Some people consider Jehovah's Witnesses to be a cult because membership in the group demands total commitment, and because its members, or Witnesses, are not allowed to question the teachings of the group's Governing Body. Witnesses are also encouraged to shun those who have left the group.
One common characteristic of a cult is that cult members are drawn to the group through the teachings of a charismatic and powerful leader. Many feel this applies to Jehovah's Witnesses, as the beginnings of the group can be traced back to one man, Charles Taze Russell, who established the first incarnation of Jehovah's Witnesses back in the 1880s. Russell was a minister who attracted many followers by preaching his own doctrine, one that differed in many ways from traditional Christian dogma. Russell served as President and controller of the religious movement until his death in 1916.

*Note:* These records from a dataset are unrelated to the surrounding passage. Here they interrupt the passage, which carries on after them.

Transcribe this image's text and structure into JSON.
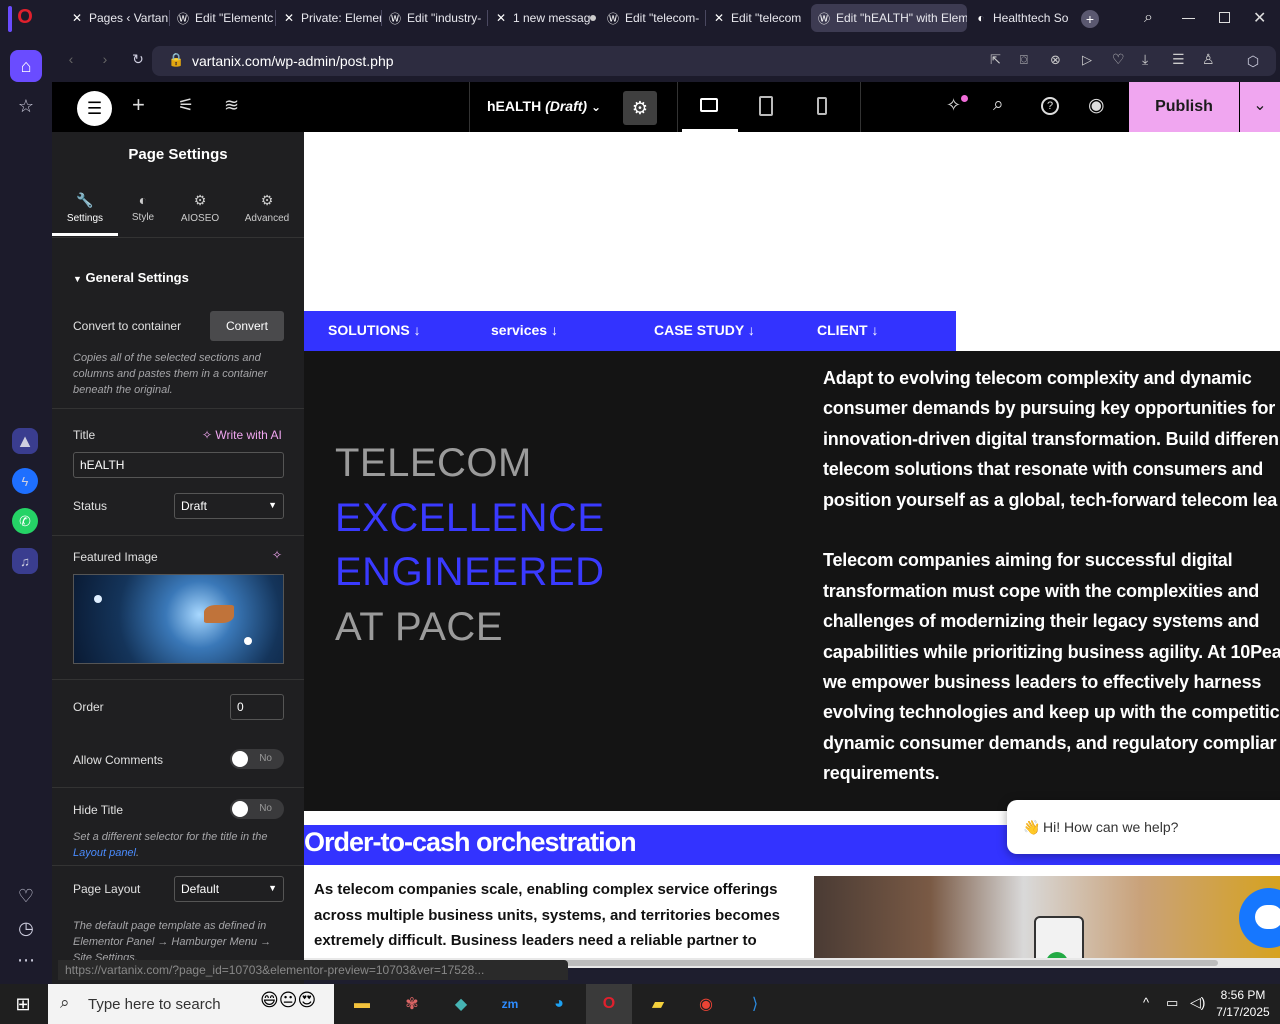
{
  "browser": {
    "tabs": [
      {
        "title": "Pages ‹ Vartan",
        "icon": "elementor-x-icon"
      },
      {
        "title": "Edit \"Elementc",
        "icon": "wordpress-icon"
      },
      {
        "title": "Private: Elemen",
        "icon": "elementor-x-icon"
      },
      {
        "title": "Edit \"industry-",
        "icon": "wordpress-icon"
      },
      {
        "title": "1 new messag",
        "icon": "elementor-x-icon"
      },
      {
        "title": "Edit \"telecom-",
        "icon": "wordpress-icon"
      },
      {
        "title": "Edit \"telecom",
        "icon": "elementor-x-icon"
      },
      {
        "title": "Edit \"hEALTH\" with Elem",
        "icon": "wordpress-icon"
      },
      {
        "title": "Healthtech So",
        "icon": "site-icon"
      }
    ],
    "url": "vartanix.com/wp-admin/post.php",
    "status_url": "https://vartanix.com/?page_id=10703&elementor-preview=10703&ver=17528..."
  },
  "elementor": {
    "doc_title": "hEALTH",
    "doc_status": "(Draft)",
    "publish_label": "Publish"
  },
  "panel": {
    "header": "Page Settings",
    "tabs": [
      "Settings",
      "Style",
      "AIOSEO",
      "Advanced"
    ],
    "section_title": "General Settings",
    "convert_label": "Convert to container",
    "convert_button": "Convert",
    "convert_hint": "Copies all of the selected sections and columns and pastes them in a container beneath the original.",
    "title_label": "Title",
    "write_ai": "Write with AI",
    "title_value": "hEALTH",
    "status_label": "Status",
    "status_value": "Draft",
    "featured_label": "Featured Image",
    "order_label": "Order",
    "order_value": "0",
    "allow_comments_label": "Allow Comments",
    "allow_comments_value": "No",
    "hide_title_label": "Hide Title",
    "hide_title_value": "No",
    "hide_title_hint_1": "Set a different selector for the title in the",
    "hide_title_hint_link": "Layout panel",
    "page_layout_label": "Page Layout",
    "page_layout_value": "Default",
    "page_layout_hint": "The default page template as defined in Elementor Panel → Hamburger Menu → Site Settings."
  },
  "canvas": {
    "nav": [
      "SOLUTIONS",
      "services",
      "CASE STUDY",
      "CLIENT"
    ],
    "hero_lines": [
      "TELECOM",
      "EXCELLENCE",
      "ENGINEERED",
      "AT PACE"
    ],
    "hero_colors": [
      "#9b9b9b",
      "#3a3aff",
      "#3a3aff",
      "#9b9b9b"
    ],
    "hero_para": "Adapt to evolving telecom complexity and dynamic\nconsumer demands by pursuing key opportunities for\ninnovation-driven digital transformation. Build differen\ntelecom solutions that resonate with consumers and\nposition yourself as a global, tech-forward telecom lea\n\nTelecom companies aiming for successful digital\ntransformation must cope with the complexities and\nchallenges of modernizing their legacy systems and\ncapabilities while prioritizing business agility. At 10Pea\nwe empower business leaders to effectively harness\nevolving technologies and keep up with the competitic\ndynamic consumer demands, and regulatory compliar\nrequirements.",
    "section_title": "Order-to-cash orchestration",
    "section_para": "As telecom companies scale, enabling complex service offerings\nacross multiple business units, systems, and territories becomes\nextremely difficult. Business leaders need a reliable partner to\nenhance customer delivery processes while overcoming challenges",
    "chat_text": "Hi! How can we help?"
  },
  "taskbar": {
    "search_placeholder": "Type here to search",
    "time": "8:56 PM",
    "date": "7/17/2025"
  },
  "colors": {
    "accent": "#3333ff",
    "publish": "#f0a6f0"
  }
}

After Russell's death, Jehovah's Witnesses continued to be run by a succession of Presidents, chosen from members of the organization's Governing Body, who served as leader and controller of the Witnesses. Starting in October 2000, the group was reorganized and began to be governed not by a single President, but by the chairmen of its Governing Body.
Another reason why some feel Jehovah's Witnesses are a cult is because Witnesses actively try to convert new members to their faith. They are encouraged to spend at least 10 hours a month going door to door, distributing their literature and trying to recruit new Witnesses.